Justiça
CPMI do INSS cancela sessão após depoentes apresentarem habeas corpus e atestado médico
Reunião ouviria o empresário Thiago Schettini e o ex-coordenador de Pagamentos e Benefícios do INSS, Jucimar Fonseca da Silva
A sessão da CPMI do INSS marcada para esta segunda-feira 17 foi cancelada após os dois depoentes convocados apresentarem justificativas para não comparecer. O empresário Thiago Schettini, apontado por congressistas como “facilitador” no esquema de fraudes, obteve um habeas corpus que lhe garante o direito de não prestar depoimento.
Já o ex-coordenador de Pagamentos e Benefícios do INSS, Jucimar Fonseca da Silva, enviou à comissão um atestado médico informando que não teria condições de ser ouvido. Embora a Junta Médica do Senado tenha concluído pela possibilidade de seu comparecimento, ele não participará da sessão.
Jucimar, afastado do cargo desde abril, é investigado por supostamente integrar o processo que autorizou o desbloqueio em lote de descontos associativos para entidades envolvidas no esquema. Ele é alvo de 11 requerimentos de convocação, teve sigilos bancário e fiscal quebrados e responde a pedido de prisão preventiva apresentado pela CPMI. O servidor também acionou o STF com um pedido de habeas corpus.

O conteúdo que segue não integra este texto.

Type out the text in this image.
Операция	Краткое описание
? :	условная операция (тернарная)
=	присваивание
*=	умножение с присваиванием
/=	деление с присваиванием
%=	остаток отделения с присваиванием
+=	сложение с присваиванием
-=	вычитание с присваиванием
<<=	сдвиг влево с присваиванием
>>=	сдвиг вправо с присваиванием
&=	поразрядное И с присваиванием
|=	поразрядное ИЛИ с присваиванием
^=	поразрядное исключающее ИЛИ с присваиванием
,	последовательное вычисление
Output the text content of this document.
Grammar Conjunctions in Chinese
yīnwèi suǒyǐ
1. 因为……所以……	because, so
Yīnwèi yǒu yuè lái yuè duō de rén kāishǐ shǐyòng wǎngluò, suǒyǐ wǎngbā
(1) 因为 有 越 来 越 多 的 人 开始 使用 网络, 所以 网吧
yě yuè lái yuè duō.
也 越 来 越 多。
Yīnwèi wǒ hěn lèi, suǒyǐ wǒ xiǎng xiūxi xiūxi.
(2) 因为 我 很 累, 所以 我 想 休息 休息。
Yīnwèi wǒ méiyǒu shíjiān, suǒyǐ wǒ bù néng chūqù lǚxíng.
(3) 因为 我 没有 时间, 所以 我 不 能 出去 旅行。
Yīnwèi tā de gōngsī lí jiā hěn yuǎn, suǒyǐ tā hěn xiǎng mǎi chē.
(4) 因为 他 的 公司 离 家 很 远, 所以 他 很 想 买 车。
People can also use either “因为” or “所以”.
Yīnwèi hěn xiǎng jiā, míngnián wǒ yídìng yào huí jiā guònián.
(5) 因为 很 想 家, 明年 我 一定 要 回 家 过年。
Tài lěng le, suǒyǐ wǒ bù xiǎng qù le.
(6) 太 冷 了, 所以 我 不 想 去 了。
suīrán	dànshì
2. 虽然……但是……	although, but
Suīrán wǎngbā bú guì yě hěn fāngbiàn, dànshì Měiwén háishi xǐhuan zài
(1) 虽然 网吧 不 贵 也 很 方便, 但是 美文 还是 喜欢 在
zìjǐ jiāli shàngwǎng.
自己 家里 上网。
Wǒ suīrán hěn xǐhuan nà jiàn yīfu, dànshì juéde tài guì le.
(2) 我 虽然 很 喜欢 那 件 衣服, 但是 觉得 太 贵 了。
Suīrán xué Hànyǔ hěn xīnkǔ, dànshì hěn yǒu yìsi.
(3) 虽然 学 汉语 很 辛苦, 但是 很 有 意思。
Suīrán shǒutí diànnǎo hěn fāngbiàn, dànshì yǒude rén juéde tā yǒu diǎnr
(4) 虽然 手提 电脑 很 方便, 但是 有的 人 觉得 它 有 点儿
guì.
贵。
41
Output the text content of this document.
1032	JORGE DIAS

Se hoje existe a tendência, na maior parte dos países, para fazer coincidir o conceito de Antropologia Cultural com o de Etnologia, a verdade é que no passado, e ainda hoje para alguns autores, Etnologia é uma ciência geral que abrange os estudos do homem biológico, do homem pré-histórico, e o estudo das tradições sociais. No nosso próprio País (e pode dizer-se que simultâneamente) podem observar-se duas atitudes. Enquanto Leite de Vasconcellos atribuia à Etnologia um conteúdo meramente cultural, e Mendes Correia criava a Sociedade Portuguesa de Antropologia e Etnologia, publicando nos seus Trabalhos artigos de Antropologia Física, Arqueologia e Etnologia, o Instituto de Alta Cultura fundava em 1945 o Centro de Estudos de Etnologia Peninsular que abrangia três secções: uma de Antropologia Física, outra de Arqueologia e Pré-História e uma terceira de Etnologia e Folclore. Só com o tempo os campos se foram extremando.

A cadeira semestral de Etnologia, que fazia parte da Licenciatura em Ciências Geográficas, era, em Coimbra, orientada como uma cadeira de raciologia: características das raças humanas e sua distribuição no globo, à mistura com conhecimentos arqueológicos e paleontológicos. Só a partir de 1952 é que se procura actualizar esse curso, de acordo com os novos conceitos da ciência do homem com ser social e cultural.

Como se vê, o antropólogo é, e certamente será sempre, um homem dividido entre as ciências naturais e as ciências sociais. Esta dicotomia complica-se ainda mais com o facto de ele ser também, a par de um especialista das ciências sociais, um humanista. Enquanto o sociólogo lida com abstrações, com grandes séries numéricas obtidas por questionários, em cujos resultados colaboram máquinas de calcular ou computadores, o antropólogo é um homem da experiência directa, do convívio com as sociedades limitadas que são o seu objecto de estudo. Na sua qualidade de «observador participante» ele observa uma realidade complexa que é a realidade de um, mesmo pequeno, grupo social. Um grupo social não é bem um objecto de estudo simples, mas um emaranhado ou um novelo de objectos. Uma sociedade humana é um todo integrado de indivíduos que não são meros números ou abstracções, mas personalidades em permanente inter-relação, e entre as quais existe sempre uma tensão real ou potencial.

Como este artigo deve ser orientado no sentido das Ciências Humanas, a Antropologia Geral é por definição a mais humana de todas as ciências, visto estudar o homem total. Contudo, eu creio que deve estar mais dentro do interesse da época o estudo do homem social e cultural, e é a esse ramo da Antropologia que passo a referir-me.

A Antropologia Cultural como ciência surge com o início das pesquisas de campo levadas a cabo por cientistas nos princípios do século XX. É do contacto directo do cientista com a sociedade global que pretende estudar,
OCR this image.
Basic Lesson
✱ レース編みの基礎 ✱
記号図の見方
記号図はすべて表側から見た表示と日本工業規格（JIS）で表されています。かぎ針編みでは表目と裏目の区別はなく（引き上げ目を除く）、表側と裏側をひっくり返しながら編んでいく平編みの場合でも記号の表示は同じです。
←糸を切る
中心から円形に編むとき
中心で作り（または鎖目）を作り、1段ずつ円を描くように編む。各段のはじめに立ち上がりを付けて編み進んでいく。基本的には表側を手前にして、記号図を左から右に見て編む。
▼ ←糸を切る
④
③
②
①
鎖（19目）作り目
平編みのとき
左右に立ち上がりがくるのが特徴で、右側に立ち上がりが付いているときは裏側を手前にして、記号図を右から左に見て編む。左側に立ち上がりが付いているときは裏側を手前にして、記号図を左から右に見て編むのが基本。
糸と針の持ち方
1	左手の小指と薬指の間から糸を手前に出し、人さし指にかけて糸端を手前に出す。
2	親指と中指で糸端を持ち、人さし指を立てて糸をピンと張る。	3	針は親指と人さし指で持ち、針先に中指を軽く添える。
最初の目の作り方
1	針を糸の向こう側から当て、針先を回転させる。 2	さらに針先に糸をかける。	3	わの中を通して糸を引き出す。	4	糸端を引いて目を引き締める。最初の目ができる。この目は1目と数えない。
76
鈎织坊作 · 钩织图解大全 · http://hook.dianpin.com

Schettini, por sua vez, teve três pedidos de convocação aprovados e é investigado por ter recebido recursos de entidades associativas e da consultoria ligada ao lobista Antonio Carlos Camilo Antunes, o Careca do INSS. Documentos analisados pela comissão apontam ligações entre viagens realizadas pelo empresário e operações financeiras suspeitas.
A sessão cancelada ocorreria dias após nova fase da Operação Sem Desconto, da Polícia Federal e da Controladoria-Geral da União, que prendeu o ex-presidente do INSS Alessandro Stefanutto e outras oito pessoas. As investigações identificam um esquema milionário de propinas, desvios de recursos e pagamentos indevidos viabilizados por manipulações nos sistemas de consignação do INSS.
Além das prisões, a operação mira crimes como organização criminosa, inserção de dados falsos, estelionato previdenciário, corrupção e ocultação de patrimônio. A CPMI deve remarcar as oitivas enquanto avança sobre o chamado “núcleo político” apontado pela PF.